|I remember the days when CPUs were stuck in a rut. They were barely hitting 1Ghz. Networks were running at 1Gb and beyond and CPUs and storage just could not keep up. Clients wanted redundant, failover capable servers that could handle 600 clients, but SGI was running out of ways to do that. We couldn’t make the bus any wider (128bit computers?) and we couldn’t make the CPUs any faster. What should we do?|
One answer was to network many systems together over NUMA (non-uniform memory access). This would let many systems (that would normally be a cluster) act as if they were one system. The problem with a setup like this is speed. Systems accessing remote memory are slow. We had to find a way to speed up access to memory.
SGI invented lots of cool stuff to do this.
One of the new things was the CPOP connector. This connector was made up of many fuzzy little pads. The fuzzy pads would be compressed together and allow for a much higher frequency connection than normally would be allowed with gold pins.
The problem with delicate things like this is that they are far more sensitive to installation mistakes. Each connector needed to be torqued down to the right pressure so that the signals made it across cleanly. Install them too loosely and you’re going to see connectivity errors.

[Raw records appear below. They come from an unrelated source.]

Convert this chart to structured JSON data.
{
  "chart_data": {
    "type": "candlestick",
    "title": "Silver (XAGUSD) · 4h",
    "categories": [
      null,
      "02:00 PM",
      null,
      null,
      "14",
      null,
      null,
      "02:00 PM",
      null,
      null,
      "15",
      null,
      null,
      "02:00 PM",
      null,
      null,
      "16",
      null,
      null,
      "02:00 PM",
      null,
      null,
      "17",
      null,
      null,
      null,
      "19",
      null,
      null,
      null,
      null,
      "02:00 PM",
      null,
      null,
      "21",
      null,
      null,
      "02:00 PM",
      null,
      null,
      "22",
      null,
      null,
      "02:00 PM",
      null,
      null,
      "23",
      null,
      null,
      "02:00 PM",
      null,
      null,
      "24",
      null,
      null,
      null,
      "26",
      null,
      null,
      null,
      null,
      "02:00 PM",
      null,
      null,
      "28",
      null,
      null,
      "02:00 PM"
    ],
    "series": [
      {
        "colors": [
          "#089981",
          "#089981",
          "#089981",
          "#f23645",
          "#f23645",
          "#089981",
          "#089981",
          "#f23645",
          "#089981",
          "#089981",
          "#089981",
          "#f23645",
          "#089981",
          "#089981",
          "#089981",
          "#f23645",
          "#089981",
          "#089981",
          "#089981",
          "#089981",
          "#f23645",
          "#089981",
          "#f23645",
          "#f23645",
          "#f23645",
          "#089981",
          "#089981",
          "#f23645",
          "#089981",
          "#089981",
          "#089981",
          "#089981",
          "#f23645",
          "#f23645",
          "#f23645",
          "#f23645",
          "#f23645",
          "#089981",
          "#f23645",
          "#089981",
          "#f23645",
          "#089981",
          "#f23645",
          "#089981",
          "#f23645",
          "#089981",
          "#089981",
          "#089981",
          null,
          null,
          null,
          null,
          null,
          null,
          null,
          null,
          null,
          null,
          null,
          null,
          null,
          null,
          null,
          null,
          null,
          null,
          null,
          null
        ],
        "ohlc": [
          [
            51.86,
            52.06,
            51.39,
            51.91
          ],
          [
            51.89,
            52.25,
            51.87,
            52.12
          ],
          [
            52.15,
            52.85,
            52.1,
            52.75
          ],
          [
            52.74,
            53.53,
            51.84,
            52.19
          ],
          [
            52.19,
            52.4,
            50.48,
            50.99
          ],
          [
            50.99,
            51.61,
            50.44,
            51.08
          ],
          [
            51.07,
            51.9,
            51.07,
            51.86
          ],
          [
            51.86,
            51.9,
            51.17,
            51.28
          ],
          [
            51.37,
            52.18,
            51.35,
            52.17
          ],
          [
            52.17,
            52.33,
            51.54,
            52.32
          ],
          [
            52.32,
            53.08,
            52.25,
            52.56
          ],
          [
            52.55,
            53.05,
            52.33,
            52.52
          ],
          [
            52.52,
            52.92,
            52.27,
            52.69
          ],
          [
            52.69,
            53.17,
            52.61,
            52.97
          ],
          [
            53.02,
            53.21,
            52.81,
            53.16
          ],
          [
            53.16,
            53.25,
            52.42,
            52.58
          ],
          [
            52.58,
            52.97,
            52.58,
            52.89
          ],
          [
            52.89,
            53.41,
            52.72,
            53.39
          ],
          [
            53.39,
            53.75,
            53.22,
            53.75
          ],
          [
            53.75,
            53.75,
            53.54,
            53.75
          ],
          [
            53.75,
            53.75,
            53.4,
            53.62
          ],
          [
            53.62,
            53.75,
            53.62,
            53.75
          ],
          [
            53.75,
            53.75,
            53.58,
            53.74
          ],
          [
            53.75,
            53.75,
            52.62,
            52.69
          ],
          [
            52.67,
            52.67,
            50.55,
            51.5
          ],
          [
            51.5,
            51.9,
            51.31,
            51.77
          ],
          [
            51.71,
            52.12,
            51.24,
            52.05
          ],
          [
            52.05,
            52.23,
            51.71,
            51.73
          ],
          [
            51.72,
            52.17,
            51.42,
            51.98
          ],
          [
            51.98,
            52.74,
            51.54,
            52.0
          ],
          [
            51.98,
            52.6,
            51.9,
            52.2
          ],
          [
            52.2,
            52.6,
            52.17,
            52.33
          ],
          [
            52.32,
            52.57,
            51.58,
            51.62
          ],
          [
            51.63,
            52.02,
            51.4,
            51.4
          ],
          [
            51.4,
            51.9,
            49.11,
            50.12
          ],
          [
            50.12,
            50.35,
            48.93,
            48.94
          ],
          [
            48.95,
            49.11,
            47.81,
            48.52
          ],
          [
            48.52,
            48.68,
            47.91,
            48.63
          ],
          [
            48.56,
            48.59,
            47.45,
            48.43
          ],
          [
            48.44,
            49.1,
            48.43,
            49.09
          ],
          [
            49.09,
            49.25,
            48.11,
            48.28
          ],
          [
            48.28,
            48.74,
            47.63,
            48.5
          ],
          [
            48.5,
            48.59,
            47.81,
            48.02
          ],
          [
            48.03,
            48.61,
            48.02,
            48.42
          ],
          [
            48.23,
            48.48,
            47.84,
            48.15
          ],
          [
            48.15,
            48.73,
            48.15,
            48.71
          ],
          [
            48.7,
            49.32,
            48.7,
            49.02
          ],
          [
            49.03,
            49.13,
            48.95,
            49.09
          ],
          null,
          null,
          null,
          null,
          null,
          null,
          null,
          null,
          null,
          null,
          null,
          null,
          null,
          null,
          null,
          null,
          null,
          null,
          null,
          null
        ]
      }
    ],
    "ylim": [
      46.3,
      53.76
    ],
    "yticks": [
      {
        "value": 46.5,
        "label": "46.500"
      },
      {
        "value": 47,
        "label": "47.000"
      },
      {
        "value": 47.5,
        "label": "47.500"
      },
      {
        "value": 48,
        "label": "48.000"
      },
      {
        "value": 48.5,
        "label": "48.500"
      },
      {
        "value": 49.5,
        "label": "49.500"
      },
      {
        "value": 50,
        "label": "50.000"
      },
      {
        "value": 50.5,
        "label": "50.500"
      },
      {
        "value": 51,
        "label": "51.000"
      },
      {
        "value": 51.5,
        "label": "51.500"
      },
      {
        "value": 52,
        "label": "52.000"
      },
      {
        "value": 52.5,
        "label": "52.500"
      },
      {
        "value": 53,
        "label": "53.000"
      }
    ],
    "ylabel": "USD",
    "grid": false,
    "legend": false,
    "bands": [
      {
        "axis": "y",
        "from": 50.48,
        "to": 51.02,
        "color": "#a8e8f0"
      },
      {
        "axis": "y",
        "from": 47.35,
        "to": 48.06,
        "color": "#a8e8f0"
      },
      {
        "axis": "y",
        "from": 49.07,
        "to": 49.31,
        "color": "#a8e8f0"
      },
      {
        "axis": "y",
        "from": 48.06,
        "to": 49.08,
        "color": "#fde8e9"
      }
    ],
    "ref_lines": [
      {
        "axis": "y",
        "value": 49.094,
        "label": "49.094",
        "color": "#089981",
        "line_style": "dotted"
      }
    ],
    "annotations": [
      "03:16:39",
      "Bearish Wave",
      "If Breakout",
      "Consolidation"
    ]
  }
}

So cut to one of our advanced training courses where we taught field engineers how to replace boards. The instructor explained how each HEX head screw on the CPU cards needs to be torqued down to an exact specification. This is where one of the helpful field guys, who had clearly done this before, piped up and explained that you know the boards are properly seated when you tighten the HEX screw down and hear three “clicks.”
The instructor and I looked at each other. We didn’t remember there being three clicks. We normally used torque drivers to accurately measure the torque and there were never any clicks.
After some investigation and a quick examination of the board our helpful field guy had just installed, we discovered the source of the “three clicks.” They were the sound of the very expensive backplane cracking as the HEX screw penetrated the various layers of plastic…. OUCH.
From that point on, correct torque drivers were provided to all field personnel.